Nous faisons face à deux défis. A deux pays voisins qui n’ont  jamais voulu du Liban. Israël, gêné par la Syrie qui, depuis l’accession du parti Baas au pouvoir en 1963, n’a pas accepté la présence à ses côtés d’un Etat démocratique. Ce qui est dangereux aussi c’est que le Liban s’enfonce dans le sectarisme et le communautarisme. Les gens qui réfléchissent se taisent ou s’exilent. A court terme, le pays risque une paralysie inquiétante et une forme de «somalisation». De plus en plus de régions échapperont à toute autorité étatique. Il faut un soubresaut au niveau de la population qui doit se retrouver autour de dénominateurs communs. Nous sommes exceptionnels sur le plan individuel mais non collectivement.

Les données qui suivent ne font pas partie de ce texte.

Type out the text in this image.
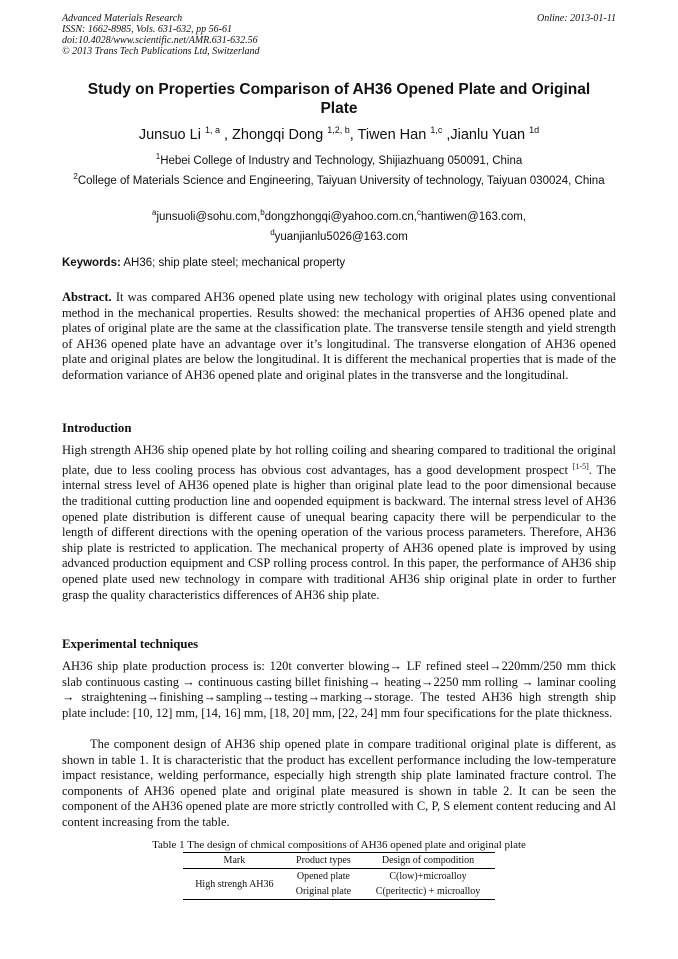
Advanced Materials Research
ISSN: 1662-8985, Vols. 631-632, pp 56-61
doi:10.4028/www.scientific.net/AMR.631-632.56
© 2013 Trans Tech Publications Ltd, Switzerland
Online: 2013-01-11
Study on Properties Comparison of AH36 Opened Plate and Original Plate
Junsuo Li $^{1, a}$ , Zhongqi Dong $^{1,2, b}$, Tiwen Han $^{1,c}$ ,Jianlu Yuan $^{1d}$
$^1$Hebei College of Industry and Technology, Shijiazhuang 050091, China
$^2$College of Materials Science and Engineering, Taiyuan University of technology, Taiyuan 030024, China
$^a$junsuoli@sohu.com,$^b$dongzhongqi@yahoo.com.cn,$^c$hantiwen@163.com, $^d$yuanjianlu5026@163.com
Keywords: AH36; ship plate steel; mechanical property
Abstract. It was compared AH36 opened plate using new techology with original plates using conventional method in the mechanical properties. Results showed: the mechanical properties of AH36 opened plate and plates of original plate are the same at the classification plate. The transverse tensile stength and yield strength of AH36 opened plate have an advantage over it’s longitudinal. The transverse elongation of AH36 opened plate and original plates are below the longitudinal. It is different the mechanical properties that is made of the deformation variance of AH36 opened plate and original plates in the transverse and the longitudinal.
Introduction
High strength AH36 ship opened plate by hot rolling coiling and shearing compared to traditional the original plate, due to less cooling process has obvious cost advantages, has a good development prospect [1-5]. The internal stress level of AH36 opened plate is higher than original plate lead to the poor dimensional because the traditional cutting production line and oopended equipment is backward. The internal stress level of AH36 opened plate distribution is different cause of unequal bearing capacity there will be perpendicular to the length of different directions with the opening operation of the various process parameters. Therefore, AH36 ship plate is restricted to application. The mechanical property of AH36 opened plate is improved by using advanced production equipment and CSP rolling process control. In this paper, the performance of AH36 ship opened plate used new technology in compare with traditional AH36 ship original plate in order to further grasp the quality characteristics differences of AH36 ship plate.
Experimental techniques
AH36 ship plate production process is: 120t converter blowing→ LF refined steel→220mm/250 mm thick slab continuous casting → continuous casting billet finishing→ heating→2250 mm rolling → laminar cooling → straightening→finishing→sampling→testing→marking→storage. The tested AH36 high strength ship plate include: [10, 12] mm, [14, 16] mm, [18, 20] mm, [22, 24] mm four specifications for the plate thickness.
The component design of AH36 ship opened plate in compare traditional original plate is different, as shown in table 1. It is characteristic that the product has excellent performance including the low-temperature impact resistance, welding performance, especially high strength ship plate laminated fracture control. The components of AH36 opened plate and original plate measured is shown in table 2. It can be seen the component of the AH36 opened plate are more strictly controlled with C, P, S element content reducing and Al content increasing from the table.
Table 1 The design of chmical compositions of AH36 opened plate and original plate
Mark	Product types	Design of compodition
High strengh AH36	Opened plate	C(low)+microalloy
	Original plate	C(peritectic) + microalloy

Propos recueillis par Danièle Gergès

Une carrière en bref
De culture juridique et économique, diplômé en planification de l’Irfed, il fut secrétaire de rédaction du Jour puis de L’Orient-Le Jour et rédacteur en chef de Magazine. Fondateur des Fiches du monde arabe – FMA, il fut conseillé de l’information du président Amine Gemayel, puis directeur du service mondial arabe de l’AFP. La très riche collection du Mémorial, dont cet ouvrage est le dernier en date, compte huit autres portant sur chacun des mandats de Béchara el-Khoury à Amine Gemayel.